À peine s’était-il écoulé une minute depuis la sortie de Sohar, lorsque Djemma parut sur le seuil, inquiète de ne pas voir revenir son fils. Celui-ci, qui tournait alors l’angle du marabout, la rassura d’un geste.

Djemma était une Africaine de race touareg ayant dépassé sa soixantième année, grande, forte, la taille droite, l’attitude énergique. De ses yeux bleus, comme ceux des femmes de même origine, s’échappait un regard dont l’ardeur égalait la fierté. Blanche de peau, elle apparaissait jaune sous la teinture d’ocre qui recouvrait son front et ses joues. Elle était vêtue d’étoffe sombre, un ample haïk de cette laine si abondamment fournie par les troupeaux des Hammâma qui vivent aux alentours des sebkha ou chotts de la basse Tunisie. Un large capuchon recouvrait sa tête, dont l’épaisse chevelure commençait seulement à blanchir.

Djemma resta immobile à cette place jusqu’au moment où son fils vint la rejoindre.
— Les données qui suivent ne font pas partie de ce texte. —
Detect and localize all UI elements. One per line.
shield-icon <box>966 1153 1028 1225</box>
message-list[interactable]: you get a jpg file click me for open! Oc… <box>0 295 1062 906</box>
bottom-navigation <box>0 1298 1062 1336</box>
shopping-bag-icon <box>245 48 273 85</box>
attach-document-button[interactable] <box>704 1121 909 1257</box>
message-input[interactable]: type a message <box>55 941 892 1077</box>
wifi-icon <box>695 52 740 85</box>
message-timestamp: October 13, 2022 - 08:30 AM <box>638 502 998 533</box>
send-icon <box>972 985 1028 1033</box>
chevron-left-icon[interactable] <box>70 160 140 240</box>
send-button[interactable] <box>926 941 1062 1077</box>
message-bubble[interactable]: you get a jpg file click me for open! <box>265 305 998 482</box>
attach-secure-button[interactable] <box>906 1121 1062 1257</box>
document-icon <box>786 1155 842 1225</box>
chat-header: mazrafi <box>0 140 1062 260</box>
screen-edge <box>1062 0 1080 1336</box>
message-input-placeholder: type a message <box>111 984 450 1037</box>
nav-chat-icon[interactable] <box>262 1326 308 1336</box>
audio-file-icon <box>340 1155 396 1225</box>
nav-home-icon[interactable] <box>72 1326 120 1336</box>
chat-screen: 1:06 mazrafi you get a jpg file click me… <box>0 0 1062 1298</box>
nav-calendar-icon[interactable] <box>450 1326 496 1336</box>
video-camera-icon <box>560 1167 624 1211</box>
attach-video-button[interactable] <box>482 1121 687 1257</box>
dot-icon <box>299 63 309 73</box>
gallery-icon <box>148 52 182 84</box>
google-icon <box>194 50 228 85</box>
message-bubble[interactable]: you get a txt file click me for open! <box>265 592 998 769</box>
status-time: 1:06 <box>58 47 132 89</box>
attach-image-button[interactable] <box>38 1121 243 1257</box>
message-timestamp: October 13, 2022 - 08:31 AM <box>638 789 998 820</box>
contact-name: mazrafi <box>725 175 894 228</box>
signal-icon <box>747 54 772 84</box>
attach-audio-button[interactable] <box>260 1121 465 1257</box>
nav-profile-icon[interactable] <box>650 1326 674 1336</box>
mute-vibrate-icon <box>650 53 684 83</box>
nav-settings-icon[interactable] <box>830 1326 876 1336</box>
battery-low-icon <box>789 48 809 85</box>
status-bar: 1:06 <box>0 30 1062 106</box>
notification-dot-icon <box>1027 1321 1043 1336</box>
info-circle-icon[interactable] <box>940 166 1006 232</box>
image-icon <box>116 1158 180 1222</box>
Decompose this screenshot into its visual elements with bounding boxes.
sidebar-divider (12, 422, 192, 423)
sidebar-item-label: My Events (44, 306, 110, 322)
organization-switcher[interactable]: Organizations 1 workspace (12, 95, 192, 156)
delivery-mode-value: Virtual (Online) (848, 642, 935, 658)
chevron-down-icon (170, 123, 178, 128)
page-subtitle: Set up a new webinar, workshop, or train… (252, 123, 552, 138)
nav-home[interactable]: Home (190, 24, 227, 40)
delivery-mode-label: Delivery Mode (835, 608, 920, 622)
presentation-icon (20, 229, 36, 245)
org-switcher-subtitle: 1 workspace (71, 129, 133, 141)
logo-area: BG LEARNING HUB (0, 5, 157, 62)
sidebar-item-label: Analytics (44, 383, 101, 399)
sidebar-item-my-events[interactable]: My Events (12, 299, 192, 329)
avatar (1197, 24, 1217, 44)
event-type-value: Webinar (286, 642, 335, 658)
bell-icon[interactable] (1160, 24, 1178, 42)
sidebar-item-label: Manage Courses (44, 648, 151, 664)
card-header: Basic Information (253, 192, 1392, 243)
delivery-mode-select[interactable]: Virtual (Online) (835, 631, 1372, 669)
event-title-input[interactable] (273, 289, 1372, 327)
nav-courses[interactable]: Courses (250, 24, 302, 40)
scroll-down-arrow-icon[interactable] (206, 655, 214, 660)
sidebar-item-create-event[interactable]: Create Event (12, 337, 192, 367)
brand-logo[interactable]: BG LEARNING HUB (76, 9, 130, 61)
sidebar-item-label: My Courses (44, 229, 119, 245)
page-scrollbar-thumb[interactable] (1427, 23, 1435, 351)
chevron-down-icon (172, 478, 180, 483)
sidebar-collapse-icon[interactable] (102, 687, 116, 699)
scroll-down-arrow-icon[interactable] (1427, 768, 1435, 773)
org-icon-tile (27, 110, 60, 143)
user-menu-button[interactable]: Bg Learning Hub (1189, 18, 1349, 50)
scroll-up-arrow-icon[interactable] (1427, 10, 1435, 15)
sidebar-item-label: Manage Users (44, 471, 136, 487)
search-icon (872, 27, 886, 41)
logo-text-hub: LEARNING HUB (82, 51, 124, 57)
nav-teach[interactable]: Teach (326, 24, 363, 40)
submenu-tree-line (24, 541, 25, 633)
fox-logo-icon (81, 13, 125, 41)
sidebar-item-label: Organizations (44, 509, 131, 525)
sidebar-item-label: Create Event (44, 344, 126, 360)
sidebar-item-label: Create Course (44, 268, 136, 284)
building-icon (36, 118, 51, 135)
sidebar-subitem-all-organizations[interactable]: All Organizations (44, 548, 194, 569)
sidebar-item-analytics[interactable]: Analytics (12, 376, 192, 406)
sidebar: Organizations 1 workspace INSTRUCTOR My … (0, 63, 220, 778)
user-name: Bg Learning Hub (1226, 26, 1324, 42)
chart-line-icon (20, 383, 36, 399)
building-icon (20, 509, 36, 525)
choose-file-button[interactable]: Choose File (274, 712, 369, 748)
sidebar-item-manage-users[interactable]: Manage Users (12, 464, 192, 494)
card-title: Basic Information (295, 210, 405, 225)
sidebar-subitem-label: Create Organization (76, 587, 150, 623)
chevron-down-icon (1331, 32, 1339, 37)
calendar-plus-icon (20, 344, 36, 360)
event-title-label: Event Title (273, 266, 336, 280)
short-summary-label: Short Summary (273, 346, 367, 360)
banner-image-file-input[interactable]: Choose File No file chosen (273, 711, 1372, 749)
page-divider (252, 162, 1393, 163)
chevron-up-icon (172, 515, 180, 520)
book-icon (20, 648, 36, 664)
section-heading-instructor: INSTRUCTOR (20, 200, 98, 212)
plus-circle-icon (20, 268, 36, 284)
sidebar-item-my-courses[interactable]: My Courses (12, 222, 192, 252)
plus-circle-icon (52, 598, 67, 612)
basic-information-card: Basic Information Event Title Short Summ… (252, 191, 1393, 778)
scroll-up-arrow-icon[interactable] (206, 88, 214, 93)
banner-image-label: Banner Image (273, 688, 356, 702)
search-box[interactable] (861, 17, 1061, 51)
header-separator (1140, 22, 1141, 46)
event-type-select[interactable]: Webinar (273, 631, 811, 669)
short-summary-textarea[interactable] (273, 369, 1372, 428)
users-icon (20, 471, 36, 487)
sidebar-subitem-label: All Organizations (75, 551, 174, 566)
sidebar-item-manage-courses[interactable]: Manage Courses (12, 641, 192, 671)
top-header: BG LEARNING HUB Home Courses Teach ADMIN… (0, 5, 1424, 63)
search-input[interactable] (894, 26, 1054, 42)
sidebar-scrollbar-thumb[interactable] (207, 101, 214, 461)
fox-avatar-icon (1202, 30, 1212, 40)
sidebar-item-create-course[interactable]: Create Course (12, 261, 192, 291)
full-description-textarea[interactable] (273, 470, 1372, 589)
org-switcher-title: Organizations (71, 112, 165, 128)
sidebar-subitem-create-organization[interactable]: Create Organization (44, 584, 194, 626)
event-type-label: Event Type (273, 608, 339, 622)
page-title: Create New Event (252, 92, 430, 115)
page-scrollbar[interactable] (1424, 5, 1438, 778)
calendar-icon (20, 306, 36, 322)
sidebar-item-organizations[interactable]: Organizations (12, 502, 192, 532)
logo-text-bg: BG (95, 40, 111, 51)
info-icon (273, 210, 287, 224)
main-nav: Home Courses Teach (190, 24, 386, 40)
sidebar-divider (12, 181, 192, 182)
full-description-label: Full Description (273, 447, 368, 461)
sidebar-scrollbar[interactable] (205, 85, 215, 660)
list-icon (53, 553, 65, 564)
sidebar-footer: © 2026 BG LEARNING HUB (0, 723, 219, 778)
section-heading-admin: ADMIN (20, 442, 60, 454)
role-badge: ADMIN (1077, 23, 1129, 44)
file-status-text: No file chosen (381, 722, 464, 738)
Il n’avait rien aperçu de suspect aux environs et le silence n’était troublé que par ce chant plaintif du bou-habibi, le moineau du Djerid, dont plusieurs couples voletaient du côté des dunes.

Djemma et Sohar rentrèrent dans le marabout pour attendre que la nuit leur permît de gagner Gabès sans éveiller l’attention.

L’entretien se continua en ces termes :

— Le navire a quitté la Goulette ?…

— Oui, ma mère, et, ce matin, il avait doublé le cap Bon… C’est le croiseur Chanzy…

— Il arrivera cette nuit ?…

— Cette nuit… à moins qu’il ne relâche à Sfax… Mais il est plus probable qu’il viendra mouiller devant Gabès, où ton fils, mon frère, lui sera livré…

— Hadjar !… Hadjar !… » murmura la vieille mère.